Limitations & Future Work

  • Validated only at academic scales (≤1.3B, 500B tokens); whether the gap with industrial BPE-based LLMs narrows at larger scales remains unknown.
  • Pre-trained only on FineWeb-Edu; performance across multilingual, code, and structured data scenarios requires further verification.
  • Coding rate calculation involves \(log det\) operations (\(O(T^3)\) or approximations), the actual training overhead and approximation errors are not detailed.
  • Downstream evaluation covers only 6 zero-shot tasks, lacking broader benchmarks like MMLU or GSM8K.
  • Fixed Top-K compression might not be optimal for all inputs—information-dense passages and redundant segments might require different compression ratios.
  • vs MegaByte/SpaceByte/AU-Net: These are heuristic chunking methods using fixed steps or space boundaries; ByteFlow's coding rate chunking is the first principle-based solution.
  • vs BLT: BLT uses a pre-trained entropy model for dynamic chunking with global thresholds—a two-stage, non-end-to-end approach—whereas ByteFlow is fully end-to-end.
  • vs H-Net (Concurrent work): H-Net uses cosine similarity for adaptive chunking.
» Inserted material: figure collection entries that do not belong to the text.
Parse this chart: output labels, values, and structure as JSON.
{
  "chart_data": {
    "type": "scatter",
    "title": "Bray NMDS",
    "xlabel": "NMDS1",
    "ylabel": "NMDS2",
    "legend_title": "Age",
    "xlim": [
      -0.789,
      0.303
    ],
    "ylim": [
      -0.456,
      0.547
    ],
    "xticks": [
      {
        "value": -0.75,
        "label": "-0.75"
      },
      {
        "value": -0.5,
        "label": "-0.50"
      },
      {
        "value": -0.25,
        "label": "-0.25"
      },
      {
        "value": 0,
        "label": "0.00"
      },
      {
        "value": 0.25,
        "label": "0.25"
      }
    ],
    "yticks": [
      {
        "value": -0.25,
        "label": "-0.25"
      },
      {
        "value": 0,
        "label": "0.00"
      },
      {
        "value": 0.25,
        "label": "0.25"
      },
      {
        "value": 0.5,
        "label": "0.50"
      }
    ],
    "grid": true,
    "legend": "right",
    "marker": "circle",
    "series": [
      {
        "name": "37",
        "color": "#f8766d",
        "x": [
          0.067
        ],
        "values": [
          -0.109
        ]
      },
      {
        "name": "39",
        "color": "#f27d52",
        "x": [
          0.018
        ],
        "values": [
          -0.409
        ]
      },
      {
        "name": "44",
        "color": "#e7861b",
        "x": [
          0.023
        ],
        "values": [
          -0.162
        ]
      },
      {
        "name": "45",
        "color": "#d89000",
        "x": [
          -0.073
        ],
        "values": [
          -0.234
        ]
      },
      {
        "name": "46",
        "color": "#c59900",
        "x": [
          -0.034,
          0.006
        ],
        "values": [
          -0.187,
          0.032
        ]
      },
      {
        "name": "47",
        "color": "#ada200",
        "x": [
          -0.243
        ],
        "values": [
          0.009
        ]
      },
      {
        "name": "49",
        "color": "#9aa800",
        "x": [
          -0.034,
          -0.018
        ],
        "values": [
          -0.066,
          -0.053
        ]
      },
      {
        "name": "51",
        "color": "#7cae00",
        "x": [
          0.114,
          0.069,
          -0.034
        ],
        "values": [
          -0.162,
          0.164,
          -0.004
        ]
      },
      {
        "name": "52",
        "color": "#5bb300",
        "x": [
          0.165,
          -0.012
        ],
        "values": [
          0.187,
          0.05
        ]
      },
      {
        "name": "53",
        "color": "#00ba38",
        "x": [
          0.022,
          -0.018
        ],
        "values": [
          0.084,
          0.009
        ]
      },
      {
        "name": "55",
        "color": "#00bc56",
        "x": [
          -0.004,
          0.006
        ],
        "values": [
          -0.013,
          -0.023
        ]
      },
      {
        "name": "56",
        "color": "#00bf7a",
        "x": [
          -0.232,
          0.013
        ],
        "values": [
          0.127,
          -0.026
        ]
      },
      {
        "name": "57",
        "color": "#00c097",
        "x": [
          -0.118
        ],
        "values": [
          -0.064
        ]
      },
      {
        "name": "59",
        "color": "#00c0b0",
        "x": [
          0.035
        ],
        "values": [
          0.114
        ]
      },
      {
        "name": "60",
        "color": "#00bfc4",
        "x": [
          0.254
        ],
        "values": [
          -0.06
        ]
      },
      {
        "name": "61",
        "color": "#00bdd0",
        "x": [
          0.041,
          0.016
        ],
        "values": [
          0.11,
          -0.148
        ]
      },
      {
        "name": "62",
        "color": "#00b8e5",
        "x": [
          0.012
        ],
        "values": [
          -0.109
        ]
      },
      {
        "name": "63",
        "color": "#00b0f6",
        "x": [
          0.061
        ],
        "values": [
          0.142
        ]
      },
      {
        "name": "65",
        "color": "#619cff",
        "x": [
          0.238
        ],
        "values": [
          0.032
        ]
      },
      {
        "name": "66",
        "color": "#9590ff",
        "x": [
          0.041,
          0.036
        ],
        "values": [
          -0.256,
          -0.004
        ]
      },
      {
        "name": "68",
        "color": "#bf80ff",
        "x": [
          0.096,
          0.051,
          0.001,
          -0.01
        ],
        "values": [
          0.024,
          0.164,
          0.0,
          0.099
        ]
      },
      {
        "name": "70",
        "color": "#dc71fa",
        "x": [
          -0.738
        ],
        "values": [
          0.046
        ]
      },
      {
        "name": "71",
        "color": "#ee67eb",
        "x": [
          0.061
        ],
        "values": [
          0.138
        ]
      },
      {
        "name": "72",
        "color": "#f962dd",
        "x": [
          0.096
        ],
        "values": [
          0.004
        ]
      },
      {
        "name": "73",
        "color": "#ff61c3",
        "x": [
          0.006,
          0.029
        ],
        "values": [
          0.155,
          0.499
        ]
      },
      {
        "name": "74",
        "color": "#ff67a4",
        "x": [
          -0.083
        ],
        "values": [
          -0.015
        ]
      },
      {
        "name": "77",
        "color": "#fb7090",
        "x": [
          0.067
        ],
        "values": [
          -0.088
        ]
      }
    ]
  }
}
ByteFlow utilizes information-theoretic coding rates, which better preserve manifold geometry.
  • vs MambaByte: A pure byte-level SSM without hierarchical structure; ByteFlow's hierarchical design is more efficient.

Rating

  • Novelty: ⭐⭐⭐⭐⭐ The coding-rate-driven self-segmentation is elegant in both theory and practice.
  • Experimental Thoroughness: ⭐⭐⭐ Small scale (≤1.3B) and limited downstream benchmarks; larger-scale validation is needed.
  • Writing Quality: ⭐⭐⭐⭐ Clear and systematic with strong theoretical motivation.
  • Value: ⭐⭐⭐⭐ A significant advancement in tokenizer-free LM research that may shift the basic paradigm of language models.